And I have some difficulties with the letter.
I should start by agreeing that there may be circumstances where offensive material must be de-listed by the search engines.
However, the letter’s key sections are:
“De-listing decisions must be implemented in such a way that they guarantee the effective and complete protection of data subjects’ rights and that EU law cannot be circumvented. In that sense, limiting de-listing to EU domains on the grounds that users tend to access search engines via their national domains cannot be considered a sufficient means to comply with the ruling. In practice, this means that in any case de-listing should also be effective on all relevant domains, including .com.
Moreover, search engines should not as a general practice inform the webmasters of the pages affected by removals of the fact that some web pages cannot be acceded from the search engine in response to a specific name-based query.”
Is this a problem?
It depends critically on what the material is and whether people have confidence in the panel that will ultimately decide what material is to be censored. I don’t think it should be up to the search engines to make the entire decision – even though, of course, its their commercial activities that led to a decision to list the relevant website in the first place.
Fortunately, there are some 40+ former senior privacy regulators that might be available (for a fee) to offer advice on an as-required basis. Unshackled from their former roles, some may have more pragmatic minds that I was once led to believe. So, perhaps we need a “Star Chamber” of former national regulators who can preside over the harder cases.
I do have a difficulty in accepting that decisions, even if made by the “Star Chamber”, should have an effect on individuals that search outside the EU. If, for example, I was the Minister of Information in some backward state I might well be determined to control the flow of information within my own State, and might well be embarrassed if certain information were to be disseminated outside it.
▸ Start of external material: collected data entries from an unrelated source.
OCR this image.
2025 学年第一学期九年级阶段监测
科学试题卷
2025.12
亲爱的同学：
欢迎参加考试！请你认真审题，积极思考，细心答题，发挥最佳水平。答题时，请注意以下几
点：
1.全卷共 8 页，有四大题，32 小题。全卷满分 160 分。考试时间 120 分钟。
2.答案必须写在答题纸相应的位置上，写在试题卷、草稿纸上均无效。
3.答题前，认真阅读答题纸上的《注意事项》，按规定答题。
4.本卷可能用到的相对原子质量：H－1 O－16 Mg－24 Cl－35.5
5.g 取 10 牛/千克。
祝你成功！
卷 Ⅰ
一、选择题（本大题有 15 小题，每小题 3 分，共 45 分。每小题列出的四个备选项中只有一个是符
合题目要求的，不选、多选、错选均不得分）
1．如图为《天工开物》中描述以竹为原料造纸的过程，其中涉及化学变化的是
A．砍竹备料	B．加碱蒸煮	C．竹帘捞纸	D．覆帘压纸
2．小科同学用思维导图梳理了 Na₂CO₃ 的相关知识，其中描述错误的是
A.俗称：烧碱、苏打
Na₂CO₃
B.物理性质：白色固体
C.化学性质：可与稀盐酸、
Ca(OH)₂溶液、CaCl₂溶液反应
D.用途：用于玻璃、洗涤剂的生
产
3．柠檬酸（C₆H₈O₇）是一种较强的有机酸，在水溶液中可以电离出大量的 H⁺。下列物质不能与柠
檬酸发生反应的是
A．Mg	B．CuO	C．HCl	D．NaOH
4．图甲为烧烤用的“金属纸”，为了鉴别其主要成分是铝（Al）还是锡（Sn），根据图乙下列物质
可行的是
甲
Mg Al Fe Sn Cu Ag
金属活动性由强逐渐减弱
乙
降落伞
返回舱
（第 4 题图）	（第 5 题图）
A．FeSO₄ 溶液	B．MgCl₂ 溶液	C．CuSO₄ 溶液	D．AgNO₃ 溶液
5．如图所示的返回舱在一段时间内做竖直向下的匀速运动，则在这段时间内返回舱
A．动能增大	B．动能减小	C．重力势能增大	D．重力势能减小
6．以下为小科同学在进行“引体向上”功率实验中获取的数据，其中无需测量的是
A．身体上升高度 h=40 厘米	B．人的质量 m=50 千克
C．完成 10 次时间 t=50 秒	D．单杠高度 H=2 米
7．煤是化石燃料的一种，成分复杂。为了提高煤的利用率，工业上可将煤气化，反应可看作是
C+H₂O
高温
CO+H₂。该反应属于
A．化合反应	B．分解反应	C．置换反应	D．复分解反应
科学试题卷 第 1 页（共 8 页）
But I might be rightly condemned in some quarters for trying to censor information that others had a legitimate right to know.
I also have difficulty in accepting the view that webmasters should not be told of their sites that had been de-listed. Are we to allow secret courts within the EU being able to dispense “justice” in ways that can’t be challenged? I do hope not.
But I suppose the Article 29 Working Party has to be seen to be doing something.
If nothing else, it's encouraging a debate on the salient issues.
Whether it's views are taken on board by the global Internet search engines is another matter entirely.